800px United States Capitol west front edit2
Where all the magic happens

So after all that is said and done, what do you think?  Do we pay our Congress too much, or too little?  I don’t think they do a poor job because of the pay.  But what if they’re just struggling to make ends meet like the rest of us.  That’s enough stress to show up in poor job performance.  Oh, I forgot to tell you one last tidbit of information.  The average net worth for members of Congress?  $1.01 million (House – $900,000  Senate – $2.79 million).  Strike out there.
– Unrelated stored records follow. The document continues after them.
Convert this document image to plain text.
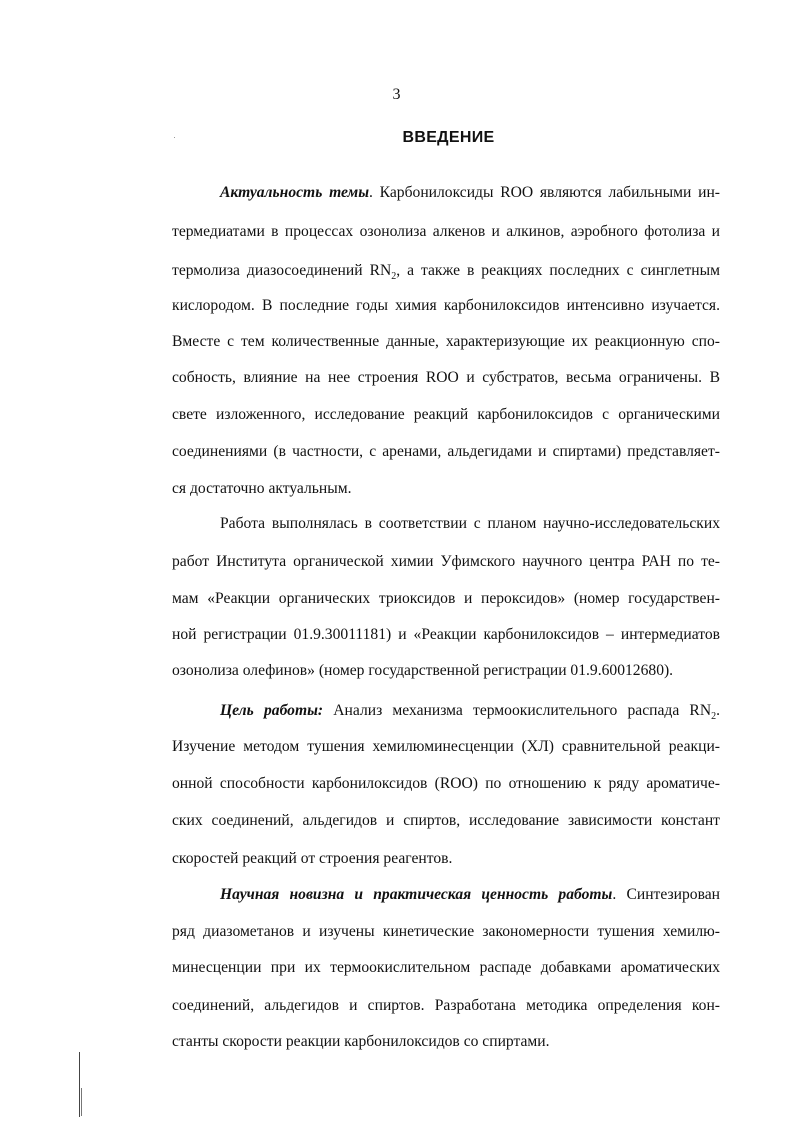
3
ВВЕДЕНИЕ
Актуальность темы. Карбонилоксиды ROO являются лабильными ин-
термедиатами в процессах озонолиза алкенов и алкинов, аэробного фотолиза и
термолиза диазосоединений $RN_2$, а также в реакциях последних с синглетным
кислородом. В последние годы химия карбонилоксидов интенсивно изучается.
Вместе с тем количественные данные, характеризующие их реакционную спо-
собность, влияние на нее строения ROO и субстратов, весьма ограничены. В
свете изложенного, исследование реакций карбонилоксидов с органическими
соединениями (в частности, с аренами, альдегидами и спиртами) представляет-
ся достаточно актуальным.
Работа выполнялась в соответствии с планом научно-исследовательских
работ Института органической химии Уфимского научного центра РАН по те-
мам «Реакции органических триоксидов и пероксидов» (номер государствен-
ной регистрации 01.9.30011181) и «Реакции карбонилоксидов – интермедиатов
озонолиза олефинов» (номер государственной регистрации 01.9.60012680).
Цель работы: Анализ механизма термоокислительного распада $RN_2$.
Изучение методом тушения хемилюминесценции (ХЛ) сравнительной реакци-
онной способности карбонилоксидов (ROO) по отношению к ряду ароматиче-
ских соединений, альдегидов и спиртов, исследование зависимости констант
скоростей реакций от строения реагентов.
Научная новизна и практическая ценность работы. Синтезирован
ряд диазометанов и изучены кинетические закономерности тушения хемилю-
минесценции при их термоокислительном распаде добавками ароматических
соединений, альдегидов и спиртов. Разработана методика определения кон-
станты скорости реакции карбонилоксидов со спиртами.
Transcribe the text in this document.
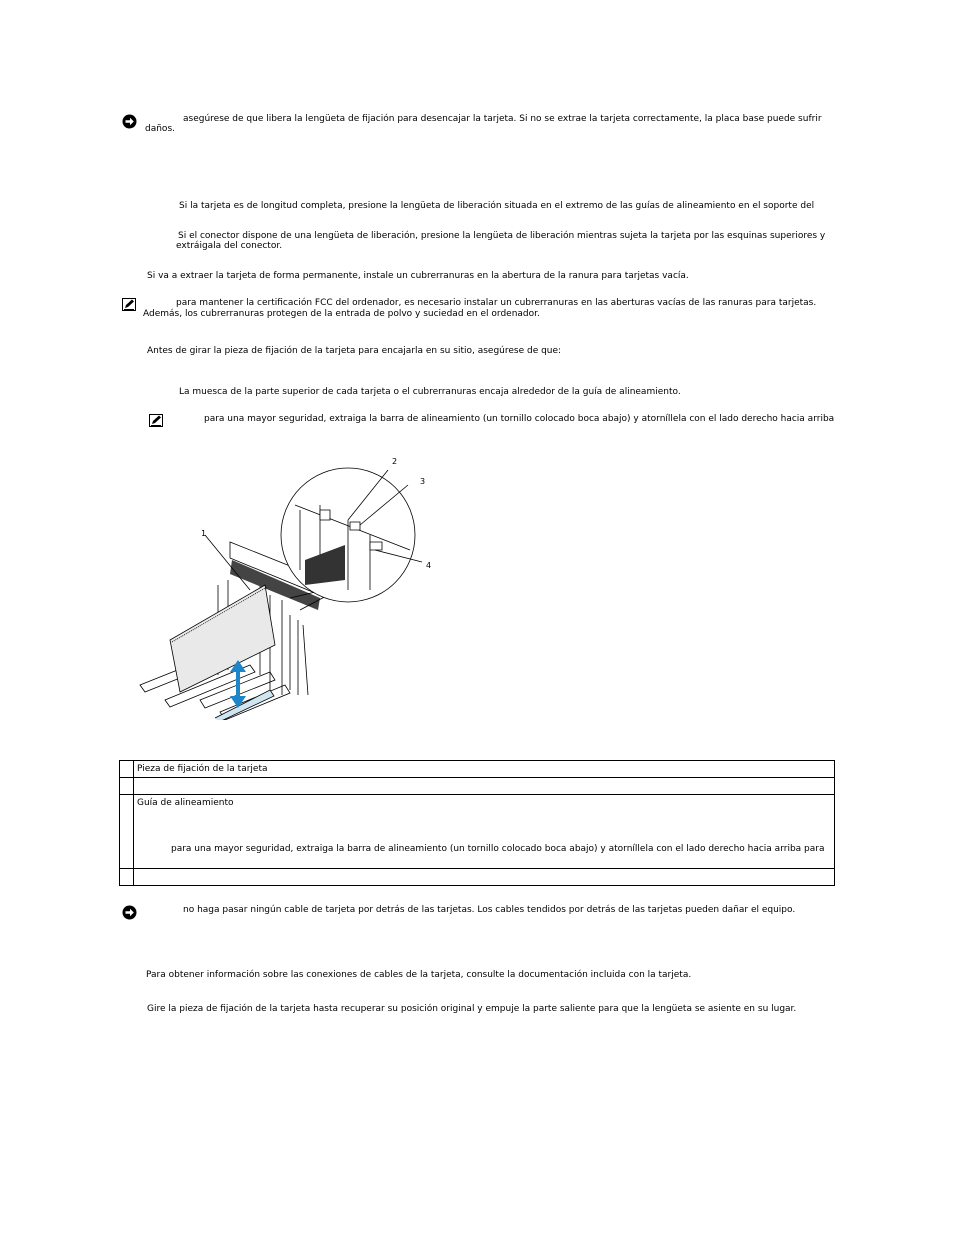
asegúrese de que libera la lengüeta de fijación para desencajar la tarjeta. Si no se extrae la tarjeta correctamente, la placa base puede sufrir
daños.
Si la tarjeta es de longitud completa, presione la lengüeta de liberación situada en el extremo de las guías de alineamiento en el soporte del
Si el conector dispone de una lengüeta de liberación, presione la lengüeta de liberación mientras sujeta la tarjeta por las esquinas superiores y
extráigala del conector.
Si va a extraer la tarjeta de forma permanente, instale un cubrerranuras en la abertura de la ranura para tarjetas vacía.
para mantener la certificación FCC del ordenador, es necesario instalar un cubrerranuras en las aberturas vacías de las ranuras para tarjetas.
Además, los cubrerranuras protegen de la entrada de polvo y suciedad en el ordenador.
Antes de girar la pieza de fijación de la tarjeta para encajarla en su sitio, asegúrese de que:
La muesca de la parte superior de cada tarjeta o el cubrerranuras encaja alrededor de la guía de alineamiento.
para una mayor seguridad, extraiga la barra de alineamiento (un tornillo colocado boca abajo) y atorníllela con el lado derecho hacia arriba
1
2
3
4

	Pieza de fijación de la tarjeta

	Guía de alineamiento
para una mayor seguridad, extraiga la barra de alineamiento (un tornillo colocado boca abajo) y atorníllela con el lado derecho hacia arriba para

no haga pasar ningún cable de tarjeta por detrás de las tarjetas. Los cables tendidos por detrás de las tarjetas pueden dañar el equipo.
Para obtener información sobre las conexiones de cables de la tarjeta, consulte la documentación incluida con la tarjeta.
Gire la pieza de fijación de la tarjeta hasta recuperar su posición original y empuje la parte saliente para que la lengüeta se asiente en su lugar.
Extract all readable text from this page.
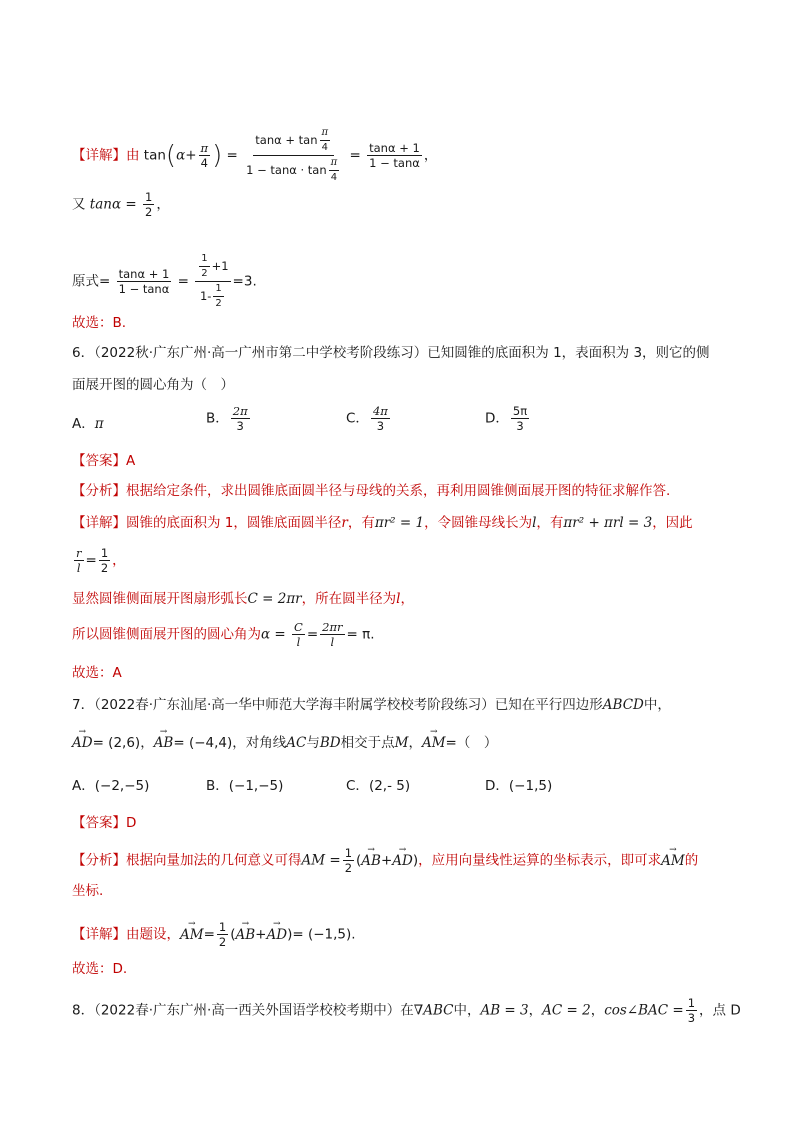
【详解】由 $\tan(\alpha+ \frac{\pi}{4}$ ) = $\frac{\tan\alpha + \tan \frac{\pi}{4}}{1 - \tan\alpha \cdot \tan \frac{\pi}{4}} = \frac{\tan\alpha + 1}{1 - \tan\alpha}$ ，
又 $\tan\alpha = \frac{1}{2}$ ，
原式= $\frac{\tan\alpha + 1}{1 - \tan\alpha} = \frac{\frac{1}{2} +1}{1- \frac{1}{2}} =3$.
故选：B.
6．（2022秋·广东广州·高一广州市第二中学校考阶段练习）已知圆锥的底面积为 1，表面积为 3，则它的侧
面展开图的圆心角为（　）
A．π	B． $\frac{2\pi}{3}$	C． $\frac{4\pi}{3}$	D． $\frac{5\pi}{3}$
【答案】A
【分析】根据给定条件，求出圆锥底面圆半径与母线的关系，再利用圆锥侧面展开图的特征求解作答.
【详解】圆锥的底面积为 1，圆锥底面圆半径r，有πr² = 1，令圆锥母线长为l，有πr² + πrl = 3，因此
$\frac{r}{l} = \frac{1}{2}$ ，
显然圆锥侧面展开图扇形弧长C = 2πr，所在圆半径为l，
所以圆锥侧面展开图的圆心角为$\alpha = \frac{C}{l} = \frac{2\pi r}{l} = \pi$.
故选：A
7．（2022春·广东汕尾·高一华中师范大学海丰附属学校校考阶段练习）已知在平行四边形ABCD中，
→ AD= (2,6)，→ AB= (−4,4)，对角线AC与BD相交于点M，→ AM=（　）
A．(−2,−5)	B．(−1,−5)	C．(2,- 5)	D．(−1,5)
【答案】D
【分析】根据向量加法的几何意义可得AM = $\frac{1}{2}$ (→ AB+→ AD)，应用向量线性运算的坐标表示，即可求→ AM的
坐标.
【详解】由题设，→ $AM= \frac{1}{2}$ (→ AB+→ AD)= (−1,5).
故选：D.
8．（2022春·广东广州·高一西关外国语学校校考期中）在∇ABC中，AB = 3，AC = 2，cos∠BAC = $\frac{1}{3}$ ，点 D
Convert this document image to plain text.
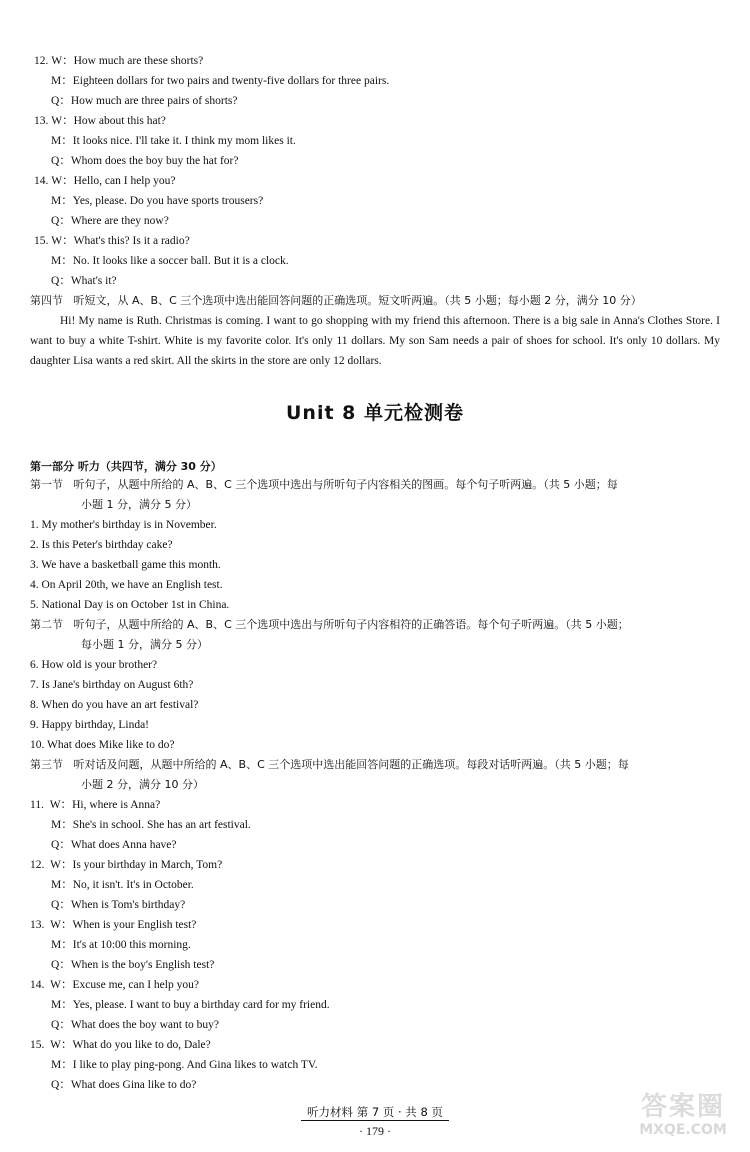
12. W：How much are these shorts?
M：Eighteen dollars for two pairs and twenty-five dollars for three pairs.
Q：How much are three pairs of shorts?
13. W：How about this hat?
M：It looks nice. I'll take it. I think my mom likes it.
Q：Whom does the boy buy the hat for?
14. W：Hello, can I help you?
M：Yes, please. Do you have sports trousers?
Q：Where are they now?
15. W：What's this? Is it a radio?
M：No. It looks like a soccer ball. But it is a clock.
Q：What's it?
第四节 听短文，从 A、B、C 三个选项中选出能回答问题的正确选项。短文听两遍。（共 5 小题；每小题 2 分，满分 10 分）
Hi! My name is Ruth. Christmas is coming. I want to go shopping with my friend this afternoon. There is a big sale in Anna's Clothes Store. I want to buy a white T-shirt. White is my favorite color. It's only 11 dollars. My son Sam needs a pair of shoes for school. It's only 10 dollars. My daughter Lisa wants a red skirt. All the skirts in the store are only 12 dollars.
Unit 8 单元检测卷
第一部分 听力（共四节，满分 30 分）
第一节 听句子，从题中所给的 A、B、C 三个选项中选出与所听句子内容相关的图画。每个句子听两遍。（共 5 小题；每
小题 1 分，满分 5 分）
1. My mother's birthday is in November.
2. Is this Peter's birthday cake?
3. We have a basketball game this month.
4. On April 20th, we have an English test.
5. National Day is on October 1st in China.
第二节 听句子，从题中所给的 A、B、C 三个选项中选出与所听句子内容相符的正确答语。每个句子听两遍。（共 5 小题；
每小题 1 分，满分 5 分）
6. How old is your brother?
7. Is Jane's birthday on August 6th?
8. When do you have an art festival?
9. Happy birthday, Linda!
10. What does Mike like to do?
第三节 听对话及问题，从题中所给的 A、B、C 三个选项中选出能回答问题的正确选项。每段对话听两遍。（共 5 小题；每
小题 2 分，满分 10 分）
11. W：Hi, where is Anna?
M：She's in school. She has an art festival.
Q：What does Anna have?
12. W：Is your birthday in March, Tom?
M：No, it isn't. It's in October.
Q：When is Tom's birthday?
13. W：When is your English test?
M：It's at 10:00 this morning.
Q：When is the boy's English test?
14. W：Excuse me, can I help you?
M：Yes, please. I want to buy a birthday card for my friend.
Q：What does the boy want to buy?
15. W：What do you like to do, Dale?
M：I like to play ping-pong. And Gina likes to watch TV.
Q：What does Gina like to do?
听力材料 第 7 页 · 共 8 页
· 179 ·
答案圈
MXQE.COM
Obviously money is not why Congress is so “bad”, but remembering how much we pay them helps when we want to complain.  Shouldn’t we expect better performance in everything a Congress member does, and shouldn’t they be held to a higher standard?  You bet.  We pay them a lot of money so we should always expect the best.  But who is ultimately to blame for their poor performance?  Unfortunately, we are.  We’re the ones who elected them to office.